4. Define fame-free success.

“Celebrity culture wants you to think success=visibility, wealth and a New York Times profile,” she states. But if you don’t want their day-to-day, don’t chase what looks like a shiny life from the outside. Real satisfaction only shows up when you actually enjoy what you’re doing, not just how it looks.

She recommends that you test-drive your fantasy. “Want to be a writer? Publish one anonymous blog post. Dream of being a founder? Sell one product. No website. Just a DM. Want freedom? Track how often you cancel on your own goals for someone else’s approval. That’s how you learn what energizes you versus what just looks cool in a headline. Your ambition doesn’t need to be viral or glossy. It just needs to be yours.”

‘Wednesday’ Character: Gen Z Icon Or Celebrity Worship?

“Wednesday” season two is crushing it on Netflix, racking up 50 million views in just five days. Morgan describes Wednesday Addams as dark, unapologetic and terrifyingly efficient, the perfect Gen Z antihero, adding she might also be the workplace productivity icon this generation desperately needs.

“She gets things done while looking like she could laser-beam your soul with one glance,” declares Morgan. “For a ‘too sensitive’ Gen Z workforce, where one in three would quit just over public criticism, Wednesday’s brutal (and oddly healthy) lessons in self-reliance and efficiency are worth studying.”

Morgan suggests how, if you’re Gen Z, you can play by Wednesday’s playbook at work.

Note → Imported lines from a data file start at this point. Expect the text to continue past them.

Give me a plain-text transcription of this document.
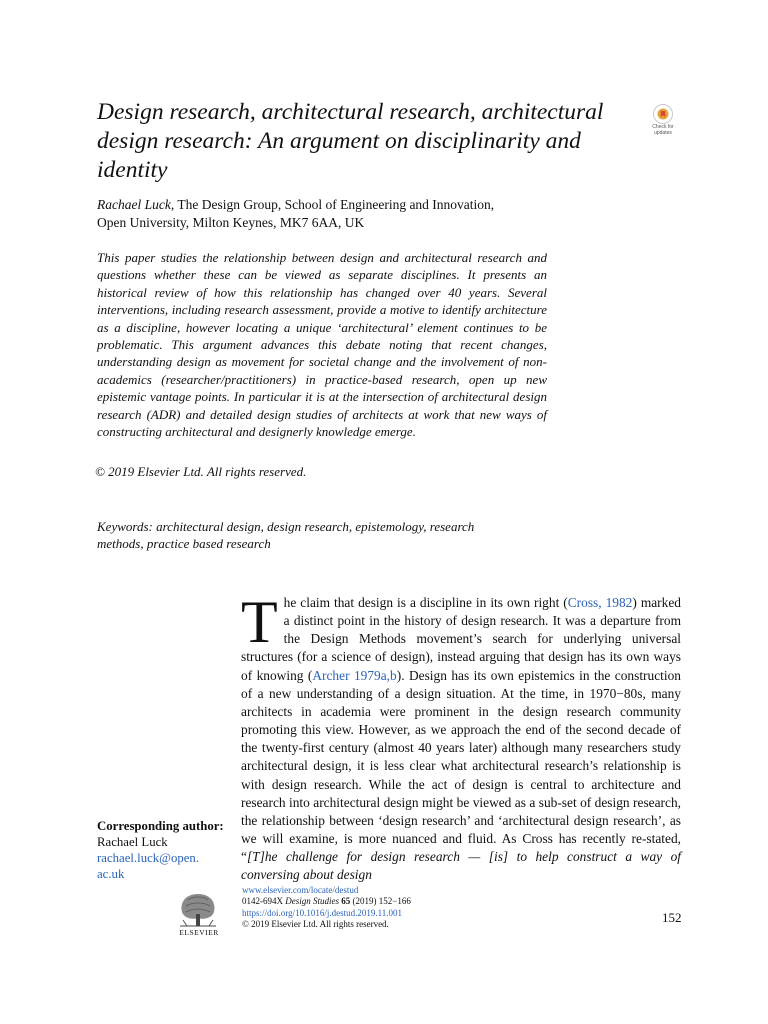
Design research, architectural research, architectural design research: An argument on disciplinarity and identity
Check for updates
Rachael Luck, The Design Group, School of Engineering and Innovation,
Open University, Milton Keynes, MK7 6AA, UK
This paper studies the relationship between design and architectural research and questions whether these can be viewed as separate disciplines. It presents an historical review of how this relationship has changed over 40 years. Several interventions, including research assessment, provide a motive to identify architecture as a discipline, however locating a unique ‘architectural’ element continues to be problematic. This argument advances this debate noting that recent changes, understanding design as movement for societal change and the involvement of non-academics (researcher/practitioners) in practice-based research, open up new epistemic vantage points. In particular it is at the intersection of architectural design research (ADR) and detailed design studies of architects at work that new ways of constructing architectural and designerly knowledge emerge.
© 2019 Elsevier Ltd. All rights reserved.
Keywords: architectural design, design research, epistemology, research methods, practice based research
The claim that design is a discipline in its own right (Cross, 1982) marked a distinct point in the history of design research. It was a departure from the Design Methods movement’s search for underlying universal structures (for a science of design), instead arguing that design has its own ways of knowing (Archer 1979a,b). Design has its own epistemics in the construction of a new understanding of a design situation. At the time, in 1970−80s, many architects in academia were prominent in the design research community promoting this view. However, as we approach the end of the second decade of the twenty-first century (almost 40 years later) although many researchers study architectural design, it is less clear what architectural research’s relationship is with design research. While the act of design is central to architecture and research into architectural design might be viewed as a sub-set of design research, the relationship between ‘design research’ and ‘architectural design research’, as we will examine, is more nuanced and fluid. As Cross has recently re-stated, “[T]he challenge for design research — [is] to help construct a way of conversing about design
Corresponding author:
Rachael Luck
rachael.luck@open.
ac.uk
ELSEVIER
www.elsevier.com/locate/destud
0142-694X Design Studies 65 (2019) 152−166
https://doi.org/10.1016/j.destud.2019.11.001
© 2019 Elsevier Ltd. All rights reserved.	152
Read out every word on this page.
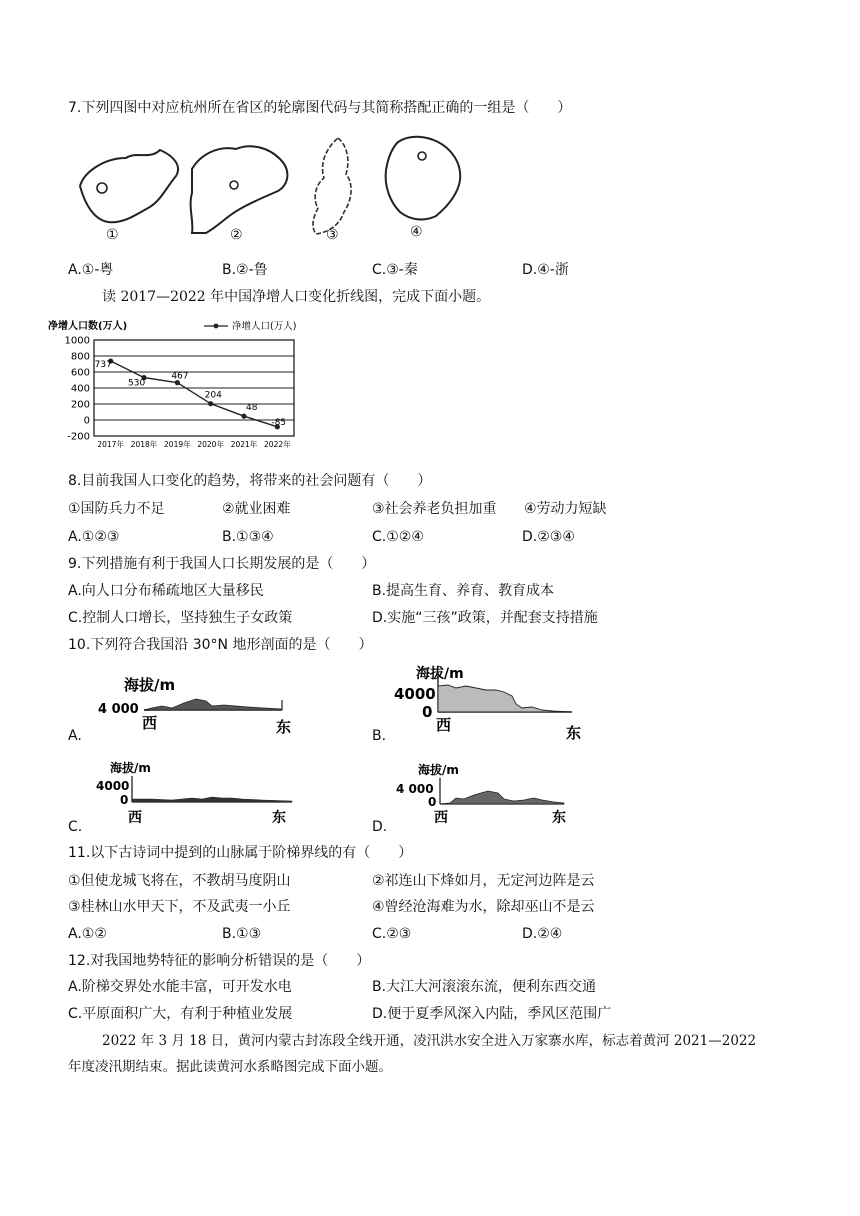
7.下列四图中对应杭州所在省区的轮廓图代码与其简称搭配正确的一组是（　　）
①	②	③	④
A.①-粤	B.②-鲁	C.③-秦	D.④-浙
读 2017—2022 年中国净增人口变化折线图，完成下面小题。
净增人口数(万人)	净增人口(万人)
1000
800
600
400
200
0
-200
2017年 2018年 2019年 2020年 2021年 2022年
737
530
467
204
48
-85
8.目前我国人口变化的趋势，将带来的社会问题有（　　）
①国防兵力不足	②就业困难	③社会养老负担加重 ④劳动力短缺
A.①②③	B.①③④	C.①②④	D.②③④
9.下列措施有利于我国人口长期发展的是（　　）
A.向人口分布稀疏地区大量移民	B.提高生育、养育、教育成本
C.控制人口增长，坚持独生子女政策	D.实施“三孩”政策，并配套支持措施
10.下列符合我国沿 30°N 地形剖面的是（　　）
海拔/m
4 000
西	东
A.
海拔/m
4000
0
西	东
B.
海拔/m
4000
0
西	东
C.
海拔/m
4 000
0
西	东
D.
11.以下古诗词中提到的山脉属于阶梯界线的有（　　）
①但使龙城飞将在，不教胡马度阴山	②祁连山下烽如月，无定河边阵是云
③桂林山水甲天下，不及武夷一小丘	④曾经沧海难为水，除却巫山不是云
A.①②	B.①③	C.②③	D.②④
12.对我国地势特征的影响分析错误的是（　　）
A.阶梯交界处水能丰富，可开发水电	B.大江大河滚滚东流，便利东西交通
C.平原面积广大，有利于种植业发展	D.便于夏季风深入内陆，季风区范围广
2022 年 3 月 18 日，黄河内蒙古封冻段全线开通，凌汛洪水安全进入万家寨水库，标志着黄河 2021—2022
年度凌汛期结束。据此读黄河水系略图完成下面小题。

1. Master unbothered focus. “In a world of constant notifications at work, Wednesday still zooms in on her mission, tuning out chaos to follow her thread of obsession. Pick one key priority each day and don’t touch anything else until it’s done, silence the noise, including muting Instagram for at least 90-minute sprints.”

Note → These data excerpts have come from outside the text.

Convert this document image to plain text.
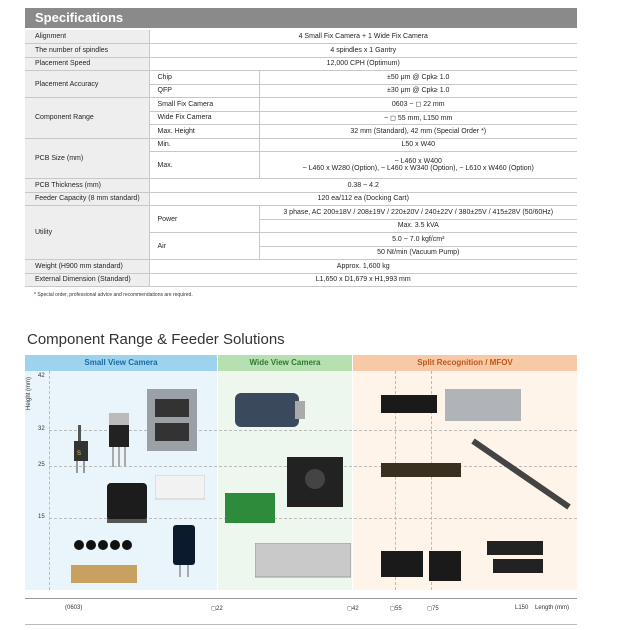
Specifications
Alignment	4 Small Fix Camera + 1 Wide Fix Camera	
The number of spindles	4 spindles x 1 Gantry	
Placement Speed	12,000 CPH (Optimum)	
Placement Accuracy	Chip	±50 μm @ Cpk≥ 1.0
	QFP	±30 μm @ Cpk≥ 1.0
Component Range	Small Fix Camera	0603 ~ ◻ 22 mm
	Wide Fix Camera	~ ◻ 55 mm, L150 mm
	Max. Height	32 mm (Standard), 42 mm (Special Order *)
PCB Size (mm)	Min.	L50 x W40
	Max.	~ L460 x W400
~ L460 x W280 (Option), ~ L460 x W340 (Option), ~ L610 x W460 (Option)

PCB Thickness (mm)	0.38 ~ 4.2	
Feeder Capacity (8 mm standard)	120 ea/112 ea (Docking Cart)	
Utility	Power	3 phase, AC 200±18V / 208±19V / 220±20V / 240±22V / 380±25V / 415±28V (50/60Hz)
		Max. 3.5 kVA
	Air	5.0 ~ 7.0 kgf/cm²
		50 Nℓ/min (Vacuum Pump)
Weight (H900 mm standard)	Approx. 1,600 kg	
External Dimension (Standard)	L1,650 x D1,679 x H1,993 mm	
* Special order, professional advice and recommendations are required.
Component Range & Feeder Solutions
Small View Camera	Wide View Camera	Split Recognition / MFOV
Height (mm)
42
32
25
15
S
(0603)	◻22	◻42	◻55	◻75	L150 Length (mm)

2. Forge strategic alliances. “While Wednesday didn’t enjoy teaming up with people she didn’t trust, she did it anyway because it helped her get things done,” explains Morgan. “You don’t have to like everyone you collaborate with (and they don’t have to like you), but strategic alliances can open doors, save time and sharpen your thinking.”

3. Balance loyalty. “Wednesday cares about her people, but she won’t sacrifice her bigger goals for them. You don’t have to choose between being a people-pleaser or going ghost; the real power is staying in balance.”

4. Make the Gen Z stare strategic. Wednesday’s iconic death stare is a meme, but it is also an act of strategic non-engagement, Morgan points out. “Not every battle is worth your energy, and sometimes the most productive thing you can do is nothing. The stare says: ‘I’m here, I’m unbothered, and I dare you to interrupt me. It’s her way of claiming space without wasting words.”

5. Own your whimsy. “Wednesday has a whimsical side. Her cello playing, her writing and her fencing are a priority, even though she doesn’t monetize these skills.” If you want to be more like Wednesday, that’s not necessarily celebrity worship. It could be healthy emulation, telling you to enjoy your protectivity and creativity for their own sake and protect time for hobbies.